Climate change, coffee rust, the coffee borer beetle… in order to mitigate the effects of the many threats to the coffee harvest, coffee producers do well to consider applying new methods. Finca Mierisch in Nicaragua regularly comes face-to-face with these problems too, but they don’t let it stop them.
African drying beds
Unwashed coffee is processed using the ‘dry’ method. After picking, the coffee berries are left to dry on the patio and once the berries are dry, the coffee beans are removed. Climate change has led to heavy rainfall in Nicaragua, even during the dry period. It can be a real challenge to get the beans to dry quickly enough when the coffee harvest is very good. The Mierisch family is hoping to solve this by using African drying beds, which have been installed in a purpose-built drying area on one of the finca’s patios. These drying beds, first used in Africa, consist of raised tables with mesh on which the beans can be left to dry. The mesh ensures good air circulation to prevent fungi from growing.

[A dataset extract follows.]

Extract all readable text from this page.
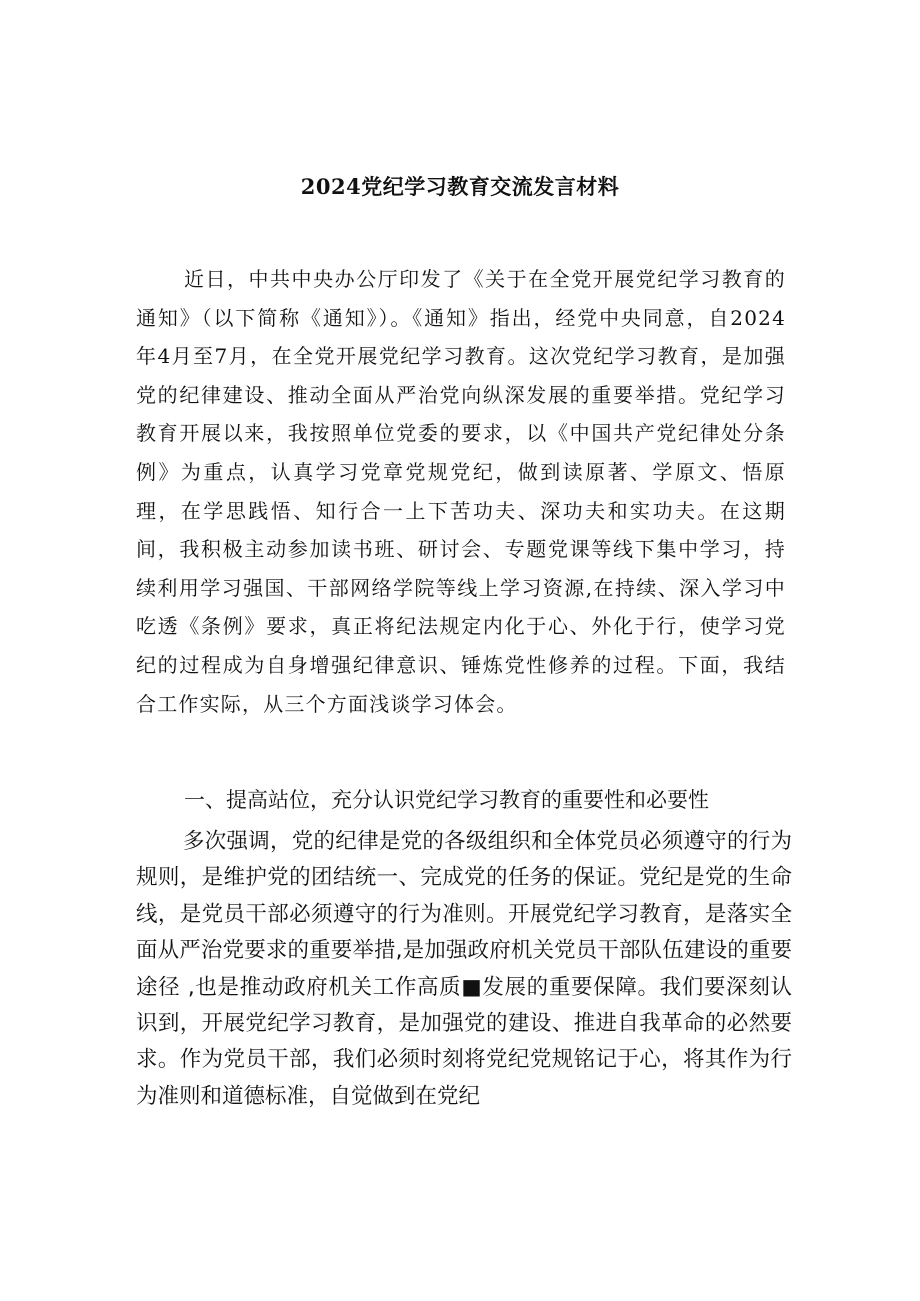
2024党纪学习教育交流发言材料

近日，中共中央办公厅印发了《关于在全党开展党纪学习教育的通知》（以下简称《通知》）。《通知》指出，经党中央同意，自2024年4月至7月，在全党开展党纪学习教育。这次党纪学习教育，是加强党的纪律建设、推动全面从严治党向纵深发展的重要举措。党纪学习教育开展以来，我按照单位党委的要求，以《中国共产党纪律处分条例》为重点，认真学习党章党规党纪，做到读原著、学原文、悟原理，在学思践悟、知行合一上下苦功夫、深功夫和实功夫。在这期间，我积极主动参加读书班、研讨会、专题党课等线下集中学习，持续利用学习强国、干部网络学院等线上学习资源,在持续、深入学习中吃透《条例》要求，真正将纪法规定内化于心、外化于行，使学习党纪的过程成为自身增强纪律意识、锤炼党性修养的过程。下面，我结合工作实际，从三个方面浅谈学习体会。

一、提高站位，充分认识党纪学习教育的重要性和必要性

多次强调，党的纪律是党的各级组织和全体党员必须遵守的行为规则，是维护党的团结统一、完成党的任务的保证。党纪是党的生命线，是党员干部必须遵守的行为准则。开展党纪学习教育，是落实全面从严治党要求的重要举措,是加强政府机关党员干部队伍建设的重要途径 ,也是推动政府机关工作高质■发展的重要保障。我们要深刻认识到，开展党纪学习教育，是加强党的建设、推进自我革命的必然要求。作为党员干部，我们必须时刻将党纪党规铭记于心，将其作为行为准则和道德标准，自觉做到在党纪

Fincas Mierisch is formed by nine finca’s, on all of which new coffee varieties are tested. By cross-breeding different plants, new varieties of coffee plant are created. Each variety has its own characteristics and a specific flavour, yield and resistance to diseases. Several of the family’s plantations survived the coffee rust crisis because any affected coffee plants were removed and destroyed immediately after being discovered. In addition, existing varieties that are susceptible to coffee rust were replaced by yellow Pacamara, a variety that is known to produce a better ‘cup’ and to be resistant to coffee rust.